Similarly, Galp, which has assets adjacent to the Atapu and Sepia fields, has concerns over the high fee. "Brazil starts to become relatively expensive, you can see by the bonus that has been released by the regulator," said CEO Carlos Nuno Gomes da Silva on the company's Q2 results conference call. "We have to do it in a prudent way, ensuring at least two or three elements that are relevant for us, so that we will be able to have reasonable returns.
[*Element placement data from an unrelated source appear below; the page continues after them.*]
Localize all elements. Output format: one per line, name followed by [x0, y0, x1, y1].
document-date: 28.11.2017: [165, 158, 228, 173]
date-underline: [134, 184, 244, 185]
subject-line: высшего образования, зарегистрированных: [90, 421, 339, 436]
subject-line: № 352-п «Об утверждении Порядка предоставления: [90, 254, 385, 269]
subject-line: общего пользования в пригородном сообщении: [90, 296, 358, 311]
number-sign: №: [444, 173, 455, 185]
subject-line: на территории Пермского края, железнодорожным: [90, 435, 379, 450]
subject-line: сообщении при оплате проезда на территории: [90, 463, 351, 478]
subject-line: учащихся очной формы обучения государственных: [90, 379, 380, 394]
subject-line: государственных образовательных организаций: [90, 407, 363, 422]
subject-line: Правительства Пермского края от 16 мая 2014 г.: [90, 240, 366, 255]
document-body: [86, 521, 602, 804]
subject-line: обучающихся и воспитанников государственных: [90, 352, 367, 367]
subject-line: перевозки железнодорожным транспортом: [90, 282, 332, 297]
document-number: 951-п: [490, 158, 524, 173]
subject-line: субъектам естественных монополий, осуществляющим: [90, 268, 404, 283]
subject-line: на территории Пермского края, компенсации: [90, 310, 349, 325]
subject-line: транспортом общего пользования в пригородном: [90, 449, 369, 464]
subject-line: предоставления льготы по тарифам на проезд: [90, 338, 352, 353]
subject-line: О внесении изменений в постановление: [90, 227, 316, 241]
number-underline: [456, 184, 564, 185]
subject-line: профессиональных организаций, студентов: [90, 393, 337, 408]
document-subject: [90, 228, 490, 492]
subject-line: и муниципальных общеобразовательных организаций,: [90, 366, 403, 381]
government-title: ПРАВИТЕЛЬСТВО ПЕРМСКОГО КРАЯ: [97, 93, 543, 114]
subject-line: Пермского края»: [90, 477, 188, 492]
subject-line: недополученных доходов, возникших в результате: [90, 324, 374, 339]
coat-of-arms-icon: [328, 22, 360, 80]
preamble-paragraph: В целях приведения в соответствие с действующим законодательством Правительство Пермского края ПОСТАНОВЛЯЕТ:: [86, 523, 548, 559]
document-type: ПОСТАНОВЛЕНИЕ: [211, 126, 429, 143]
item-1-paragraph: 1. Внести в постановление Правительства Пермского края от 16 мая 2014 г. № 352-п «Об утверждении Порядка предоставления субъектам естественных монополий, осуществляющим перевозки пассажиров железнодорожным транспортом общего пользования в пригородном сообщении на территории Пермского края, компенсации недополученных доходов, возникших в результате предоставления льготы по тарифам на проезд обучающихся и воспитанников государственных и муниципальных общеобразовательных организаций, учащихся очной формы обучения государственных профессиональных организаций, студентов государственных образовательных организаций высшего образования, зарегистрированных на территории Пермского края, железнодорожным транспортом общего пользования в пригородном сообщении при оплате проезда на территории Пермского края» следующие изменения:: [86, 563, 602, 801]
We will be capable of implementing strong partnerships that will get [us] access to assets of the right size." Brazil is now contributing around 98,000bl/d to Galp's upstream portfolio.
$7.5bn — signature bonuses 2017-18
Rhodes thinks the government sacrificed some of its revenue generation potential in order to maximise early revenues and help reduce its budget deficit. "The minimum profit oil share percentages for the government appear relatively low, and the cap on cost oil recovery of 80pc is relatively high," he says. "For companies with cash reserves, a low cost of capital and long-term vision, these blocks may prove attractive." In particular, he is looking towards Chinese state-owned companies, which are keen to secure long-term energy supply.
A further complication is the challenge of complying with three different fiscal regimes: the onerous assignment agreement, production sharing agreements and concession agreements. "The areas on offer are certainly attractive from a geological standpoint," says Boechem. "However, the overlap of different E&P regimes in the same area, which is very new and unique, gives rise to questions and risks with which bidders have never dealt." In addition, some of the issues can only be resolved after the auction, such as negotiation of the co-participation agreement and definition of the compensation owed to Petrobras for investment already made.
"Some of the majors could be frustrated with how the unitisation framework within the existing Transfer of Rights resources was set-up," says Romeo Giacomo, senior analyst at Australian bank Macquarie.
Rhodes agrees, cautioning that "the very significant cash outlays, the need for incoming private participants to negotiate a co-participation agreement with Petrobras, and potentially to unitise with other areas held by Petrobras, may make oil companies reluctant to bid except in a consortium with Petrobras".